Basado principalmente en un análisis teológico, misiológico y pastoral de pasajes claves de la obra lucana y en varios ensayos que fui escribiendo en la última década, este libro expresa lo que en uno de los prólogos al libro La misión liberadora de Jesús, Alejandro Cussiánovich subraya sobre mi aproximación a la propuesta de Lucas y a la misión cristiana:

El pastor Darío, siempre en misión como teólogo y biblista de la espiritualidad de la liberación, nos ofrece un Lucas crítico que convoca y no descalifica y que inaugura un estilo profético radicalmente amigable. Un Lucas que rompe rediles culturales, religiosos, políticos y sociales, de género y de generación. Que afirma sin titubear la universalidad como condición de liberación, de emancipación esencial. Lucas convoca a un panecumenismo siempre necesitado de diálogo, de apertura, de sabiduría y audacia del Espíritu. El capítulo 13 recoge una hermosa e innovadora expresión, la amistad especial de Dios por los pobres. La radicalidad no está reñida con la universalidad. Es que todo es prójimo y de todo somos prójimo (Cussiánovich 2017:9).

Expresa también lo que Samuel Escobar puntualiza acerca de mi comprensión de la fe y militancia cristiana con sabor pentecostal y aroma latinoamericano:

…este libro acerca del Evangelio de Lucas nos muestra la espiritualidad que nutre la acción ministerial y ciudadana de su autor. En sus páginas nos acercamos a la intimidad de su relación con Cristo y al esfuerzo por articular la fe evangélica como reflexión sobre la propia práctica de alguien que escucha al Señor de la vida, se entrega a una vida de obediencia al llamado de Jesús y reflexiona a la luz de la palabra de Dios (Escobar 2012:8).

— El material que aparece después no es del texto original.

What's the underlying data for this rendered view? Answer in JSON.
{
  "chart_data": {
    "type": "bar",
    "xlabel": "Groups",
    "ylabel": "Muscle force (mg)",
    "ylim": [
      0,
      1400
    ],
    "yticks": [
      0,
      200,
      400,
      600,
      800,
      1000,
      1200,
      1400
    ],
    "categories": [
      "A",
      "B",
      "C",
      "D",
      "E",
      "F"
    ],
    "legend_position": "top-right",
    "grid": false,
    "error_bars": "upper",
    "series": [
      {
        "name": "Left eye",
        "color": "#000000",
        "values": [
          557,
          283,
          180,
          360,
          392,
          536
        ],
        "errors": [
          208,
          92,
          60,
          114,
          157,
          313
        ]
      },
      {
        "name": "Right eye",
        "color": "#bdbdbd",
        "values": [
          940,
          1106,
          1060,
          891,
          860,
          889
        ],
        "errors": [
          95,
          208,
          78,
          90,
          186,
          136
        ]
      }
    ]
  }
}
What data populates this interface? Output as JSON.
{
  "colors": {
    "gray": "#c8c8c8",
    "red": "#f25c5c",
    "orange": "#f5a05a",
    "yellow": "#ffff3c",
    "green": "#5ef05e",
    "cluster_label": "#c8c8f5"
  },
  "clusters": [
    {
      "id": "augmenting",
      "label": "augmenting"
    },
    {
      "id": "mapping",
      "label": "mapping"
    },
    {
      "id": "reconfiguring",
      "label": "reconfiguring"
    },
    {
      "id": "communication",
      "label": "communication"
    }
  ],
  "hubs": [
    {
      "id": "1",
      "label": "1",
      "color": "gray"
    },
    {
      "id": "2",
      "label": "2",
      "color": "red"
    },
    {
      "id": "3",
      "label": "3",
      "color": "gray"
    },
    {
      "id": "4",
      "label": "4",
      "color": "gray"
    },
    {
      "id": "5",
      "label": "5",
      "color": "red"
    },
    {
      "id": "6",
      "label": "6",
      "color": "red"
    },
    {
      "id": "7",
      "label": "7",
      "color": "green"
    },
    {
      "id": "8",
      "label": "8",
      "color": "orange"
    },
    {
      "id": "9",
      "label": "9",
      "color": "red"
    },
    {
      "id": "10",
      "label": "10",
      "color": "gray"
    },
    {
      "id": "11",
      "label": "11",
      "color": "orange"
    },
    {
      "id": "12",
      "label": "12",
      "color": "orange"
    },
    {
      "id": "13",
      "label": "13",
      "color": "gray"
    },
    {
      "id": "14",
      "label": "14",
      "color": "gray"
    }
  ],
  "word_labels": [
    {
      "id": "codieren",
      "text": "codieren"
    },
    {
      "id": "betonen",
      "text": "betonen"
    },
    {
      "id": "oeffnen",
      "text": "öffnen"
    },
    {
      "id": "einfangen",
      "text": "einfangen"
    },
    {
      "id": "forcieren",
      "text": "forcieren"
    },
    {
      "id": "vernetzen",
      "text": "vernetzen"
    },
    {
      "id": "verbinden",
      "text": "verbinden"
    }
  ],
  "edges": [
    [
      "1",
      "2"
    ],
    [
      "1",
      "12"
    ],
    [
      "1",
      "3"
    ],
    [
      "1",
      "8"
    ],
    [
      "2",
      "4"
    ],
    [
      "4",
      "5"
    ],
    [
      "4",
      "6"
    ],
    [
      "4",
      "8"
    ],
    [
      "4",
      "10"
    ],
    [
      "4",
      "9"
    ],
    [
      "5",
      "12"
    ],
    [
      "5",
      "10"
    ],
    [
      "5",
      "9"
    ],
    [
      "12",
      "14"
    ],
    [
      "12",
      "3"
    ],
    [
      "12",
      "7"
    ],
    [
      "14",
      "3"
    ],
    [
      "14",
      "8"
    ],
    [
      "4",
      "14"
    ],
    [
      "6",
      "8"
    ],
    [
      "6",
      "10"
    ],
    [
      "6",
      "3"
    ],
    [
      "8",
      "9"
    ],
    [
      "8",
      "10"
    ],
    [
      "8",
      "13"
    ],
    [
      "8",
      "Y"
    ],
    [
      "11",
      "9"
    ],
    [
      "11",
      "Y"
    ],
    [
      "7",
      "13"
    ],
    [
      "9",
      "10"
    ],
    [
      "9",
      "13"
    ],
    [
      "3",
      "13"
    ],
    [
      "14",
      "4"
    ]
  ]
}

¡En ese camino seguimos! Jalonando nuevas perspectivas de lectura del tercer evangelio y una mejor comprensión de la propuesta teológica, pastoral y misionera del amplio y heterogéneo mundo pentecostal. El presente libro da cuenta de este esfuerzo que ha tenido la invalorable compañía de dilectos amigos de la Patria Grande: América Latina y el Caribe de habla hispana.